Abstract
Vascular endothelial growth factor receptor 2 (VEGFR2) is highly expressed by lymphatic endothelial cells and has been shown to stimulate lymphangiogenesis in adult mice. However, the role VEGFR2 serves in the development of the lymphatic vascular system has not been defined. Here we use the Cre-lox system to show that the proper development of the lymphatic vasculature requires VEGFR2 expression by lymphatic endothelium. We show that Lyve-1wt/Cre;Vegfr2flox/flox mice possess significantly fewer dermal lymphatic vessels than Vegfr2flox/flox mice.

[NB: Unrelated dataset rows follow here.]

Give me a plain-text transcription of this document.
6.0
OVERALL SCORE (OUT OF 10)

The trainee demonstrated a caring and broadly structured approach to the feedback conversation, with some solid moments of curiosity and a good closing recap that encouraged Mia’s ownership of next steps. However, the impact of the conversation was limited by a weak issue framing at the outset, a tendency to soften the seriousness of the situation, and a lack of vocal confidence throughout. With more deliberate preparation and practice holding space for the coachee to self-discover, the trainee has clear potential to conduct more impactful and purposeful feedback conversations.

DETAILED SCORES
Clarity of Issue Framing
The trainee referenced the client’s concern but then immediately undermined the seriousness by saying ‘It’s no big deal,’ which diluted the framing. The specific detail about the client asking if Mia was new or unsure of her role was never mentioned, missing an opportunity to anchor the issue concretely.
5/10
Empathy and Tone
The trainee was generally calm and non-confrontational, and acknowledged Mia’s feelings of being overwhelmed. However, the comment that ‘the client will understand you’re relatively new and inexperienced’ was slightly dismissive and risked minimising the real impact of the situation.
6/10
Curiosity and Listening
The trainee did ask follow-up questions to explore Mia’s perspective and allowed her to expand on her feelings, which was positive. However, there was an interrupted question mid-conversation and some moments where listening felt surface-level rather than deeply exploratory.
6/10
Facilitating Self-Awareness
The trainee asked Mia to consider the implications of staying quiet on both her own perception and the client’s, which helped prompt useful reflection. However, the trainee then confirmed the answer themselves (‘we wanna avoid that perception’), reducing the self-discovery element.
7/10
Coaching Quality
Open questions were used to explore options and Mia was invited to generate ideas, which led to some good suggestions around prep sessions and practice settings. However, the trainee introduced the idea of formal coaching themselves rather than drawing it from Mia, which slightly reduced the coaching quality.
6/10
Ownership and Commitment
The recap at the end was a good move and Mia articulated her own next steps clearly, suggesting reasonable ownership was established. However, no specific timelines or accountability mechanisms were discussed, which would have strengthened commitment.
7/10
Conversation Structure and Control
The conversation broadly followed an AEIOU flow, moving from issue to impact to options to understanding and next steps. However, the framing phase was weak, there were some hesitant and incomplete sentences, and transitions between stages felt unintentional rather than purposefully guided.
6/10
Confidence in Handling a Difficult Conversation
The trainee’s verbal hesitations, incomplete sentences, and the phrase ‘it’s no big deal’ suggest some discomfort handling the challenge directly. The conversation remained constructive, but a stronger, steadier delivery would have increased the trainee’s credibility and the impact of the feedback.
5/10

Although Lyve-1wt/Cre;Vegfr2flox/flox mice exhibit lymphatic hypoplasia, the lymphatic network is functional and contains all of the key features of a normal lymphatic network (initial lymphatic vessels and valved collecting vessels surrounded by smooth muscle cells (SMCs)). We also show that Lyve-1Cre mice display robust Cre activity in macrophages and in blood vessels in the yolk sac, liver and lung. This activity dramatically impairs the development of blood vessels in these tissues in Lyve-1wt/Cre;Vegfr2flox/flox embryos, most of which die after embryonic day14.5. Lastly, we show that inactivation of Vegfr2 in the myeloid lineage does not affect the development of the lymphatic vasculature. Therefore, the abnormal lymphatic phenotype of Lyve-1wt/Cre;Vegfr2flox/flox mice is due to the deletion of Vegfr2 in the lymphatic vasculature not macrophages. Together, this work demonstrates that VEGFR2 directly promotes the expansion of the lymphatic network and further defines the molecular mechanisms controlling the development of the lymphatic vascular system.
Highlights
The lymphatic vasculature transports immune cells, absorbs dietary fats, and regulates tissue fluid homeostasis by returning fluid and macromolecules to the blood vascular system [1]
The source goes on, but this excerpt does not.